Public wireless locations just got a bit more dangerous.   It has never really been ok to use open unencrypted wireless connections such as at the Library or Panera Bread.   Unencrypted wireless connections can be snooped on by anyone within range of the wireless.   Encrypted connections aren’t much more trustworthy.   While an ISP or a company might have controls in place to prevent snooping, the local coffeeshop doesn’t notice sniffers on its credit card terminal much less the internet connection.  

One way to battle this is through VPNs.   Unfortunately my company doesn’t use an always tunnel VPN or even make available an “always tunnel” profile for those of us who would like to be more secure.   Even with an always tunnel VPN you have to wonder what programs autolaunched (like AIM) and are performing an autologon before the VPN is established.   Are these apps logging in over SSL?   Are you sure?  Those who really need to be secure don’t use even an always tunnel VPN on “publis” wireless.

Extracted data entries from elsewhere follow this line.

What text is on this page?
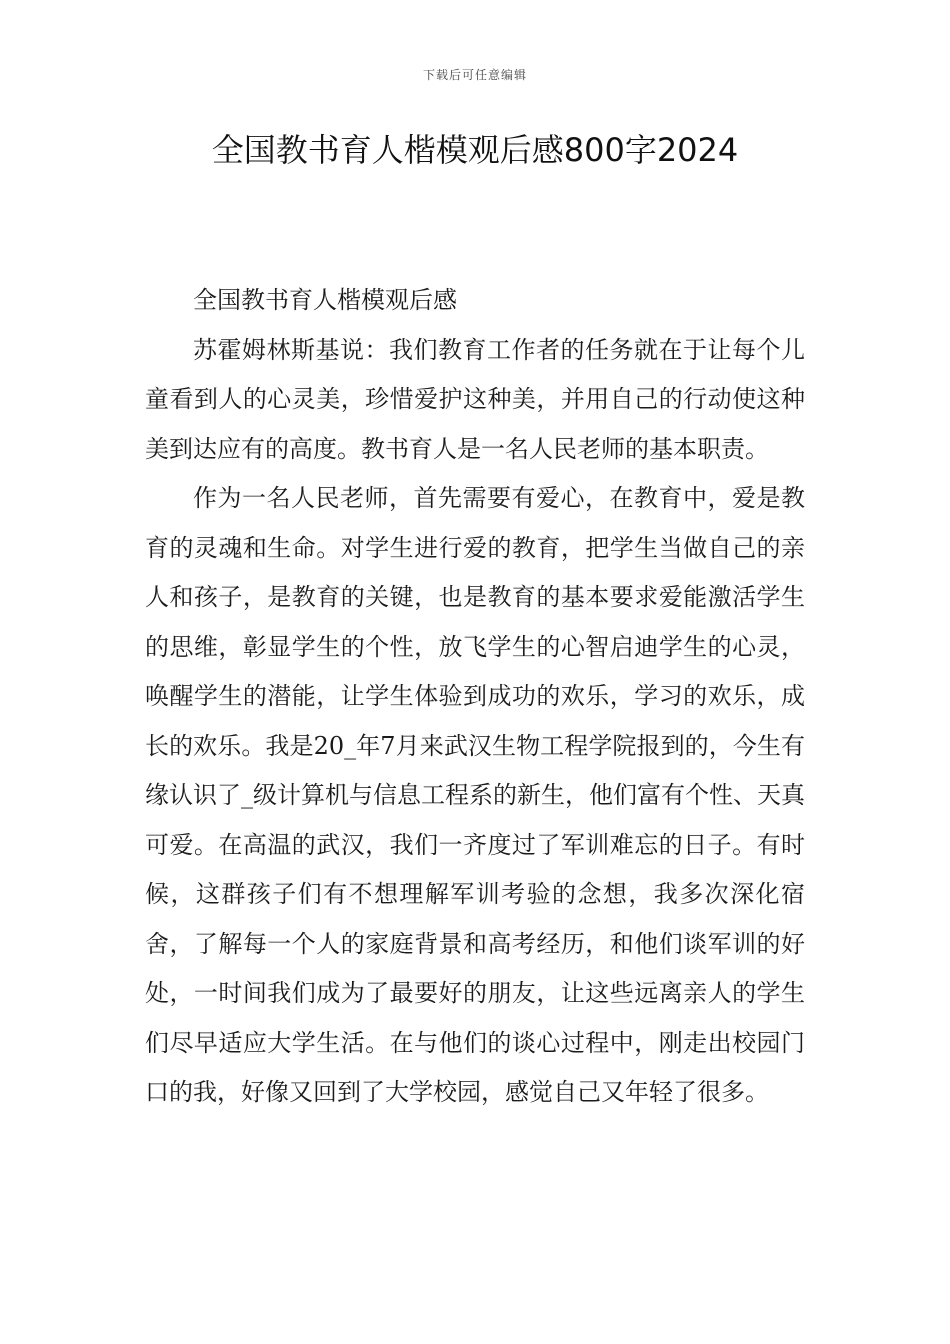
下载后可任意编辑
全国教书育人楷模观后感800字2024

全国教书育人楷模观后感

苏霍姆林斯基说：我们教育工作者的任务就在于让每个儿童看到人的心灵美，珍惜爱护这种美，并用自己的行动使这种美到达应有的高度。教书育人是一名人民老师的基本职责。

作为一名人民老师，首先需要有爱心，在教育中，爱是教育的灵魂和生命。对学生进行爱的教育，把学生当做自己的亲人和孩子，是教育的关键，也是教育的基本要求爱能激活学生的思维，彰显学生的个性，放飞学生的心智启迪学生的心灵，唤醒学生的潜能，让学生体验到成功的欢乐，学习的欢乐，成长的欢乐。我是20_年7月来武汉生物工程学院报到的，今生有缘认识了_级计算机与信息工程系的新生，他们富有个性、天真可爱。在高温的武汉，我们一齐度过了军训难忘的日子。有时候，这群孩子们有不想理解军训考验的念想，我多次深化宿舍，了解每一个人的家庭背景和高考经历，和他们谈军训的好处，一时间我们成为了最要好的朋友，让这些远离亲人的学生们尽早适应大学生活。在与他们的谈心过程中，刚走出校园门口的我，好像又回到了大学校园，感觉自己又年轻了很多。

As I just said, SSL is another way to address a hostile environment.   The problem is how many of your sites implement SSL for the complete session.   SSL provides authentication of the remote website.   More precisely it demonstrates that they have purchased a certificate from a Certificate Authority that you have chosen to trust or has paid your browser or Operating System to be included as a trusted Certificate Authority.   SSL also provides data confidentiality.   Providing encryption is slower than just serving the webpage in cleartext so web providers often merely encrypt the username and password.    The problem is, websites generate a cookie that is used for the duration of the session and longer if you dont log out.   If that cookie is transmitted over HTTP rather than HTTPS it is possible to grab that cookie and use it for authentication.  (I believe the cookie could be tied to a specific IP, but most websites don’t do that.)

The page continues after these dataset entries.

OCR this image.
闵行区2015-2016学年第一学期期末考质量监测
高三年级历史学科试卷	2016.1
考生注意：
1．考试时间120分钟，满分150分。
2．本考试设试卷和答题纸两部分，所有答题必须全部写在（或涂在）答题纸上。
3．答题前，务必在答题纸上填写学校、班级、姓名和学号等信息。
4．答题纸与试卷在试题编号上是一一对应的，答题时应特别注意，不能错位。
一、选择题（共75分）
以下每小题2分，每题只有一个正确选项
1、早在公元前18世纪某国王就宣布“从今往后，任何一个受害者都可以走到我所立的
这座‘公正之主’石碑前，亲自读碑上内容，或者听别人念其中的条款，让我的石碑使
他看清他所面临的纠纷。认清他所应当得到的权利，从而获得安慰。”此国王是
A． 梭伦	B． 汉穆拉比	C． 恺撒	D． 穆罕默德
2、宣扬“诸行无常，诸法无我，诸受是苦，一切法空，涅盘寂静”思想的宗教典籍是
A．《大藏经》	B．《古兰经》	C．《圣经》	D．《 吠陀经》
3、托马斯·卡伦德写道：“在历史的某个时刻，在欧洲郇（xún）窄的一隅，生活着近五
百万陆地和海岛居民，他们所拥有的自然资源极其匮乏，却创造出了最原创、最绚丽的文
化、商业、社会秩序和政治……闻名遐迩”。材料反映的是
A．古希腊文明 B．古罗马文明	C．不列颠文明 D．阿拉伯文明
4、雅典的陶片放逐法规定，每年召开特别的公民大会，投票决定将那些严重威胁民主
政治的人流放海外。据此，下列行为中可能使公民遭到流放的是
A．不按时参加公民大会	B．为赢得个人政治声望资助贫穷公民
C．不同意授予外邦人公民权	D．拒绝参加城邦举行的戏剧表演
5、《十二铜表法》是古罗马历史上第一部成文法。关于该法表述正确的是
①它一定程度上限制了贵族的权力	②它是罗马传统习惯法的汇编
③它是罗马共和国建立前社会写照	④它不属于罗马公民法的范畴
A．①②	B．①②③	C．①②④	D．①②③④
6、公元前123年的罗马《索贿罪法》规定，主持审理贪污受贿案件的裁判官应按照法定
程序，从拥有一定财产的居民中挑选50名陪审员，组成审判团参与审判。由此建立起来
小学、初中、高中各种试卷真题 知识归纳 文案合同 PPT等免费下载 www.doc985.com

There is now a tool Firesheep being reported in the Infosec media and introduced at ToorCon.   It is a Firefox plugin that makes session stealing so easy a caveman can do it.  

The sad truth about security advice is until Mrs. O’Leary’s cow kicks over the lantern, you’re just Dr No.    As a security professional, I already mistrust public WiFi.   Hopefully this tool will publicize the existing danger of using public wireless connections.